Unfortunately, despite all his brains and considerable education, including decades in the KGB, Putin appears to lack understanding in two key fields. First, he doesn’t understand the most rudimentary principles of real economics.

If you stop selling to an important customer, the unsold gas creates a surplus, which weighs on prices to other customers and prices globally. In addition, if you play politics with business, you sow uncertainty and get a reputation for being unreliable, encouraging customers to shop elsewhere.

Or you goad them to seek substitutes for your products. That’s what Germany is doing with its Energiewende: building an energy future on the sun and wind, not gas or coal.

Putin’s second failure of comprehension is hardly new. It runs through Russia’s history. From the Tsars through the commissars to Putin today, Russia (like China) has always preferred weak, helpless vassal states as neighbors to strong, healthy, independent states.

That’s precisely why Hitler was able to drive all the way to Stalingrad, and nearly take Moscow, despite the extremity of Russia’s people’s sacrifice, the bitterness of Russia’s winters, and Nazi overconfidence. Having poor, weak, downtrodden neighbors who hate and fear you is highly overrated as a predictor of national success.

Vladimir Vladimirovich Putin is a smart man. He’s undoubtedly one of the smartest leaders that Russia ever had. But staying ahead of others in what has been for centuries a backward country struggling to catch up is not as easy as speed-learning the lessons of half a millennium of Western Enlightenment and eight centuries of democratic struggle. Putin still has a lot to learn from the world outside Russia.

Can he do it? Maybe, with some help. He’s smart and he’s flexible. His massive troop movements now appear to have been nothing more than a warning, feint and deterrent. But now he has to cast his lot—and Russia’s—foursquare with the modern, global world, forsaking the awful lessons of the last century, which treated Russia and its people so horribly.

This is not the time for the West to threaten or bluster. Nor is it the time to impose crippling economic sanctions on Russia—as long as Putin’s words and acts stay peaceful and moderate. (Economic sanctions on individual troglodytes, including oligarchs, are always useful, especially when they crimp their corrupt and anachronistic styles.) Now is the time to goad, push, reason with, tempt, and (subtly) teach Putin and his colleagues.

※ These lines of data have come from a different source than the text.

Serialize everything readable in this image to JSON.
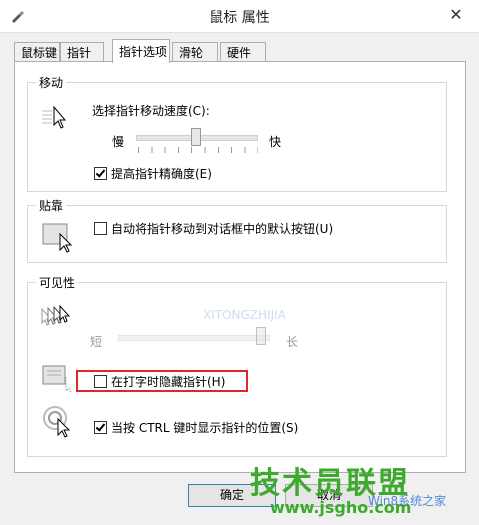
{
  "window": {
    "title": "鼠标 属性",
    "close_glyph": "✕"
  },
  "tabs": [
    {
      "label": "鼠标键",
      "active": false
    },
    {
      "label": "指针",
      "active": false
    },
    {
      "label": "指针选项",
      "active": true
    },
    {
      "label": "滑轮",
      "active": false
    },
    {
      "label": "硬件",
      "active": false
    }
  ],
  "motion": {
    "title": "移动",
    "speed_label": "选择指针移动速度(C):",
    "slow": "慢",
    "fast": "快",
    "speed_value": 0.5,
    "precision_label": "提高指针精确度(E)",
    "precision_checked": true
  },
  "snap": {
    "title": "贴靠",
    "snap_label": "自动将指针移动到对话框中的默认按钮(U)",
    "snap_checked": false
  },
  "visibility": {
    "title": "可见性",
    "trail_short": "短",
    "trail_long": "长",
    "trail_value": 1.0,
    "hide_label": "在打字时隐藏指针(H)",
    "hide_checked": false,
    "ctrl_label": "当按 CTRL 键时显示指针的位置(S)",
    "ctrl_checked": true
  },
  "buttons": {
    "ok": "确定",
    "cancel": "取消"
  },
  "watermark": {
    "brand": "技术员联盟",
    "url": "www.jsgho.com",
    "secondary": "Win8系统之家",
    "faint": "XITONGZHIJIA"
  },
  "icons": {
    "title": "mouse-icon",
    "motion": "pointer-speed-icon",
    "snap": "snap-to-icon",
    "trails": "pointer-trails-icon",
    "hide": "hide-pointer-icon",
    "ctrl": "show-location-icon"
  },
  "colors": {
    "highlight": "#e0262c",
    "watermark": "#3daa2e"
  }
}
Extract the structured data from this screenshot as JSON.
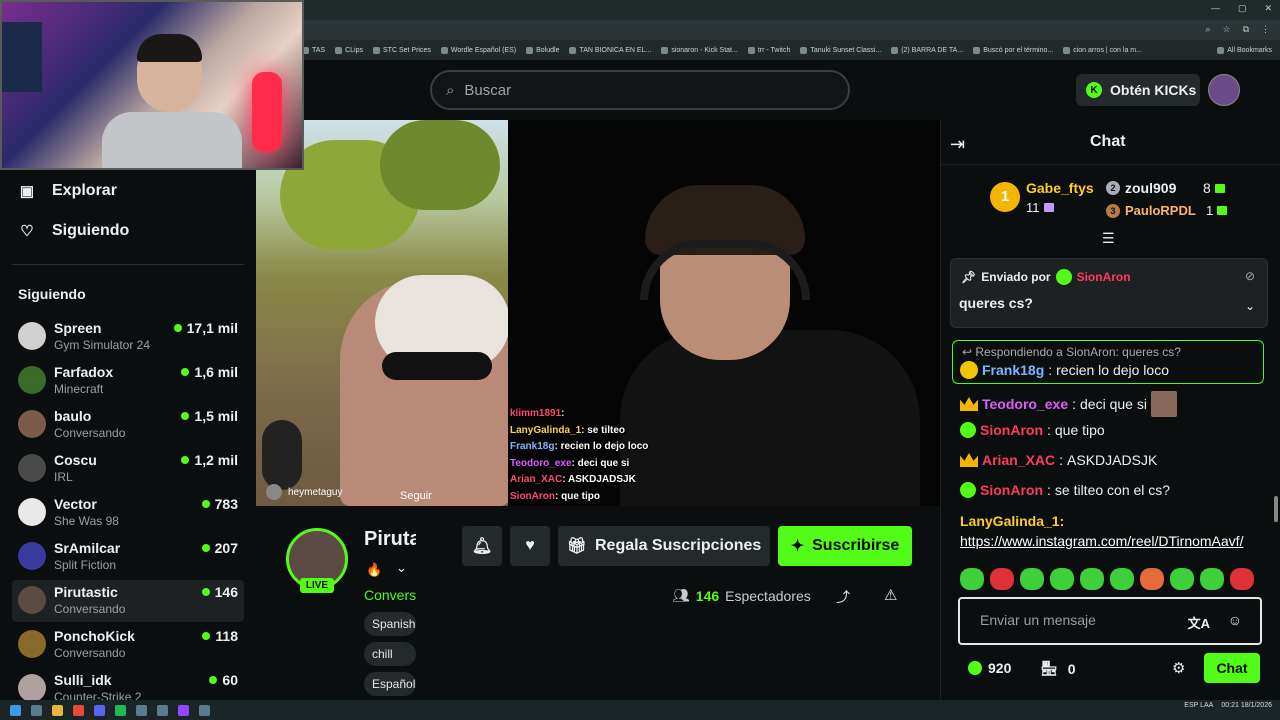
{
  "browser": {
    "bookmarks": [
      "TAS",
      "CLips",
      "STC Set Prices",
      "Wordle Español (ES)",
      "Boludle",
      "TAN BIONICA EN EL...",
      "sionaron - Kick Stat...",
      "trr - Twitch",
      "Tanuki Sunset Classi...",
      "(2) BARRA DE TA...",
      "Buscó por el término...",
      "cion arros | con la m..."
    ],
    "all_bookmarks": "All Bookmarks"
  },
  "topnav": {
    "search_placeholder": "Buscar",
    "kicks_label": "Obtén KICKs"
  },
  "sidebar": {
    "nav": [
      {
        "label": "Explorar",
        "icon": "explore-icon"
      },
      {
        "label": "Siguiendo",
        "icon": "heart-icon"
      }
    ],
    "following_header": "Siguiendo",
    "channels": [
      {
        "name": "Spreen",
        "game": "Gym Simulator 24",
        "viewers": "17,1 mil"
      },
      {
        "name": "Farfadox",
        "game": "Minecraft",
        "viewers": "1,6 mil"
      },
      {
        "name": "baulo",
        "game": "Conversando",
        "viewers": "1,5 mil"
      },
      {
        "name": "Coscu",
        "game": "IRL",
        "viewers": "1,2 mil"
      },
      {
        "name": "Vector",
        "game": "She Was 98",
        "viewers": "783"
      },
      {
        "name": "SrAmilcar",
        "game": "Split Fiction",
        "viewers": "207"
      },
      {
        "name": "Pirutastic",
        "game": "Conversando",
        "viewers": "146"
      },
      {
        "name": "PonchoKick",
        "game": "Conversando",
        "viewers": "118"
      },
      {
        "name": "Sulli_idk",
        "game": "Counter-Strike 2",
        "viewers": "60"
      }
    ]
  },
  "video": {
    "follow_user": "heymetaguy",
    "follow_button": "Seguir",
    "overlay_chat": [
      {
        "user": "kiimm1891",
        "msg": ""
      },
      {
        "user": "LanyGalinda_1",
        "msg": "se tilteo"
      },
      {
        "user": "Frank18g",
        "msg": "recien lo dejo loco"
      },
      {
        "user": "Teodoro_exe",
        "msg": "deci que si"
      },
      {
        "user": "Arian_XAC",
        "msg": "ASKDJADSJK"
      },
      {
        "user": "SionAron",
        "msg": "que tipo"
      }
    ]
  },
  "stream": {
    "name": "Pirutastic",
    "live": "LIVE",
    "category": "Conversando",
    "tags": [
      "Spanish",
      "chill",
      "Español"
    ],
    "gift_button": "Regala Suscripciones",
    "subscribe_button": "Suscribirse",
    "viewers_count": "146",
    "viewers_label": "Espectadores"
  },
  "chat": {
    "title": "Chat",
    "top_gifters": [
      {
        "rank": "1",
        "name": "Gabe_ftys",
        "count": "11"
      },
      {
        "rank": "2",
        "name": "zoul909",
        "count": "8"
      },
      {
        "rank": "3",
        "name": "PauloRPDL",
        "count": "1"
      }
    ],
    "pinned": {
      "prefix": "Enviado por",
      "author": "SionAron",
      "message": "queres cs?"
    },
    "reply": {
      "context": "Respondiendo a SionAron: queres cs?",
      "user": "Frank18g",
      "message": "recien lo dejo loco"
    },
    "messages": [
      {
        "user": "Teodoro_exe",
        "message": "deci que si"
      },
      {
        "user": "SionAron",
        "message": "que tipo"
      },
      {
        "user": "Arian_XAC",
        "message": "ASKDJADSJK"
      },
      {
        "user": "SionAron",
        "message": "se tilteo con el cs?"
      }
    ],
    "link_message": {
      "user": "LanyGalinda_1:",
      "link": "https://www.instagram.com/reel/DTirnomAavf/"
    },
    "input_placeholder": "Enviar un mensaje",
    "points": "920",
    "store_count": "0",
    "send_button": "Chat"
  },
  "taskbar": {
    "lang": "ESP LAA",
    "time": "00:21",
    "date": "18/1/2026"
  },
  "colors": {
    "accent": "#53fc18",
    "background": "#0b0e0f",
    "panel": "#24292b"
  }
}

Putin said he could trust and work with Poroshenko. That’s probably true, as both are realists and practical men.

So now’s the time for Poroshenko and his fellow Ukrainian oligarchs—as well as their Western business allies—to visit the Kremlin. Their briefcases should be full of business plans, not threats.

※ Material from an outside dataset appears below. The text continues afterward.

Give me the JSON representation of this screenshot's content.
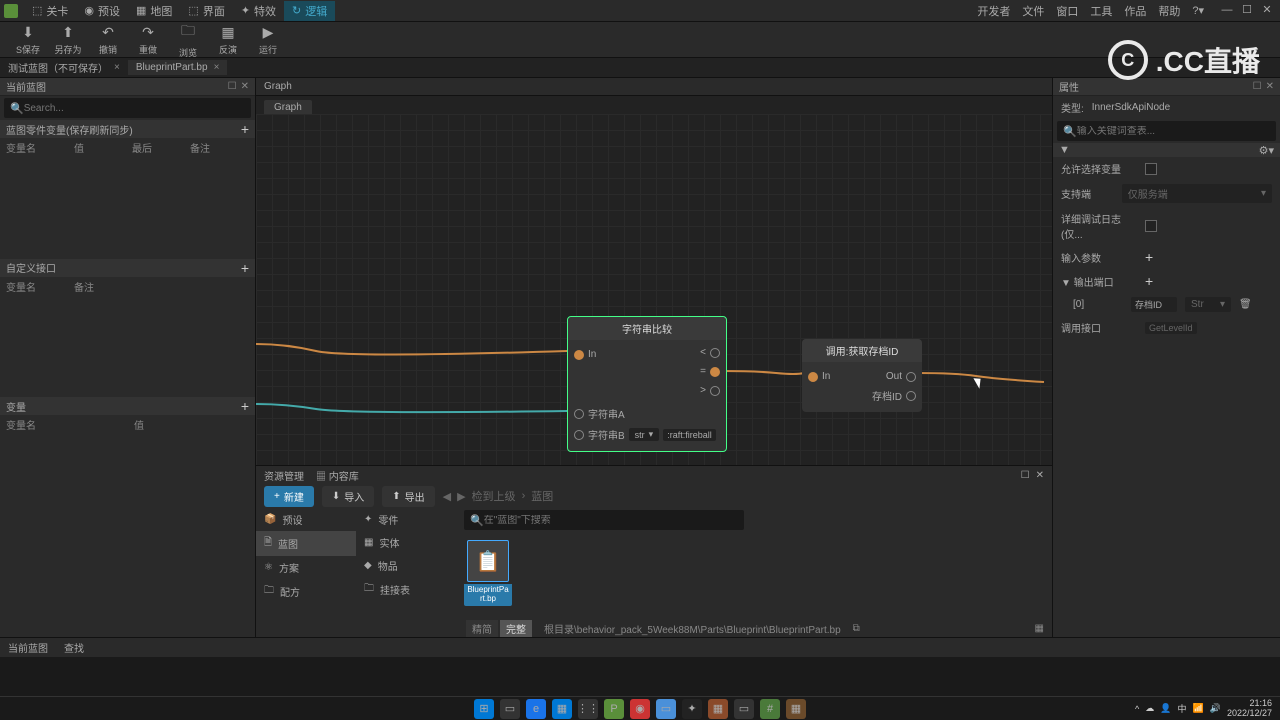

Now’s the time to show Putin, in dollars, cents and rubles, just how beautiful a garden Ukraine could grow with Russia’s help—and with the EU’s, too. Now’s the time to show Putin just how much Russia and its people would gain from restoring Ukraine to its ancient status as Eastern Europe’s crossroads and trading post.

Both carrots and sticks can be useful. The West, and Ukraine itself, must encourage and goad Russia and Putin to do the right thing. But so far, the goading has exceeded the encouragement. That must change. Putin should take the message once he sees a practical demonstration of how beautiful Ukraine’s garden could be.

After all, this is the same guy who, during his first term as Russia’ president, spoke before the Bundestag, in fluent German, about his dream of a peaceful trading zone from the Atlantic to the Urals. That Vladimir Putin is still in there somewhere, hiding behind the shadow of the cynical silovik that his public persona has become. Entice that Putin out, and much is possible. Doing profitable business (and increasing the tax base) is the thing with which to capture the conscience of the king.